On 06/17/2013 08:32 AM, Alex Brollo wrote:
Just to fix our present thoughts/"discoveries".
- ABBYY OCR procedure outputs _abbyy.xml file, containing any detail
about multi-level text structure and detailed information, character by character, about formatting and recognition quality; _abbyy.xml file is published by IA as _abbyy.gz file; 2. some of _abbyy.xml data are wrapped into IA djvu text layer; multi-layer structure is saved, but details about characters are discarded; 3. MediaWiki gets the "pure text" from djvu text layer, and discards all other data multi-layer data of djvu layer, and loads the text into new nsPage pages; 4. finally & painfully wikisource users then add formatting again into raw text; in a large extent, they re-build by scratch some of data that was present into original, source abbyy.xml file and - in part - into djvu text layer. :-(
This seems deeply unsound IMHO; isn't it?
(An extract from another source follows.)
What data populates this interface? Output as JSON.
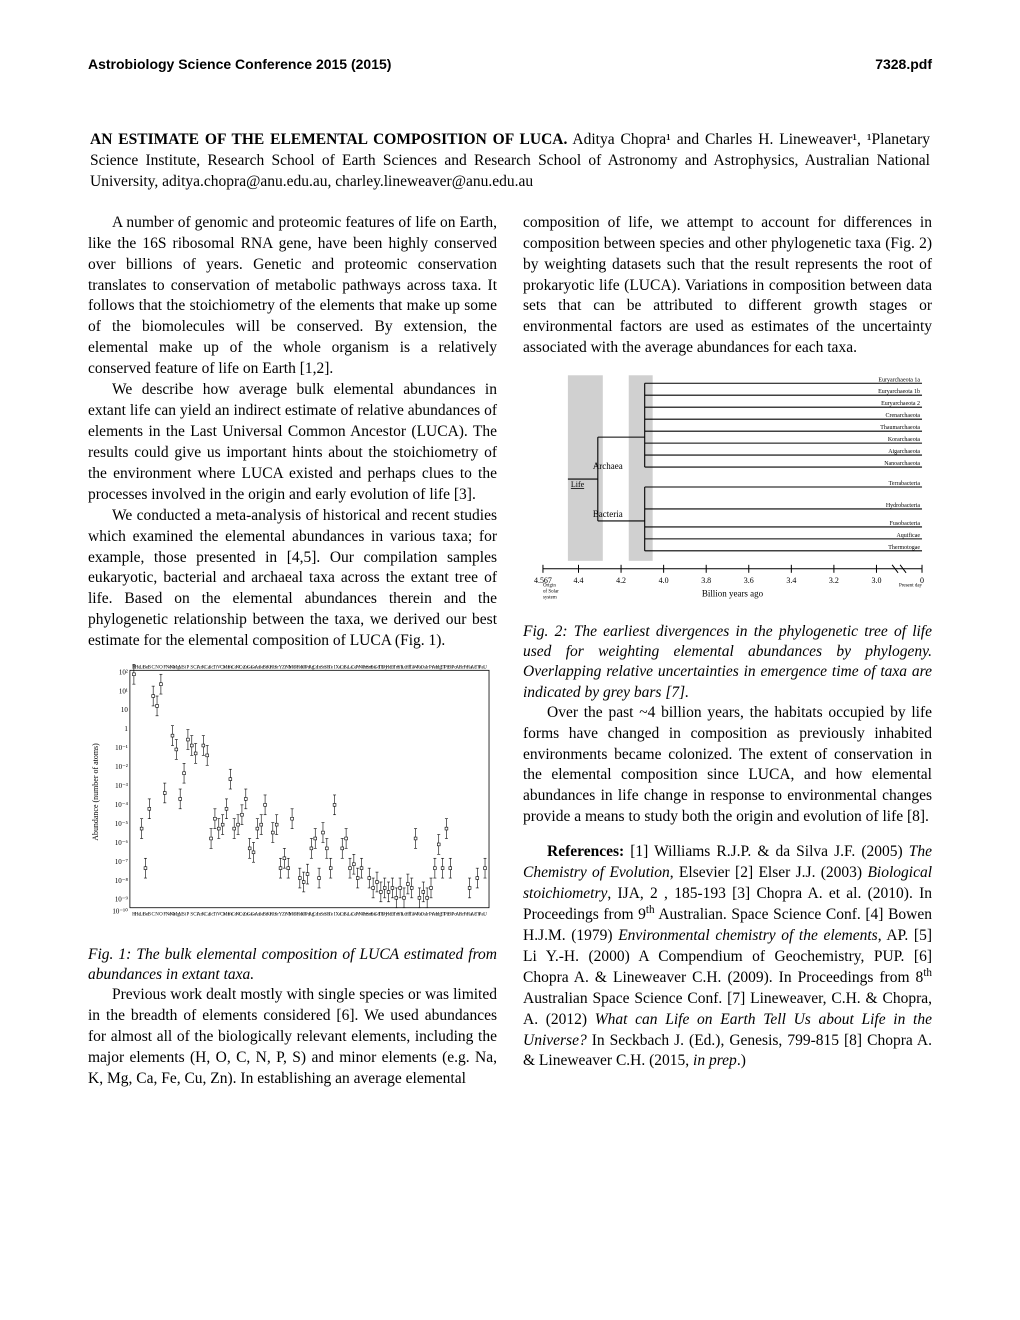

Yes. But it's the best current practice. We know no better way, that we can afford. I suspect that Google develops its own OCR software and probably uses some manual proofreaders, but hopefully with much tighter feedback loop to the OCR software developers than we have. Both the Internet Archive and Wikisource volunteers use a cheap, commercial version of ABBYY Finereader and we have no dialogue with that company. And why should they listen to us? We have no more money to provide, but Google does pay its OCR software developers.
We could set up a 10 to 50 people team of OCR developers, if we had the money. It would operate on all the scanned images in the Internet Archive, and work closely with proofreaders to improve the overall text quality. Should we? It is easy to calculate the cost for salaries and equipment, but how do we calculate the benefit that this team brings to society?
If we were already paying salaries to proofreaders, then we could save a lot of money by producing better OCR text (with formatting). But we have no such existing expenditure to reduce.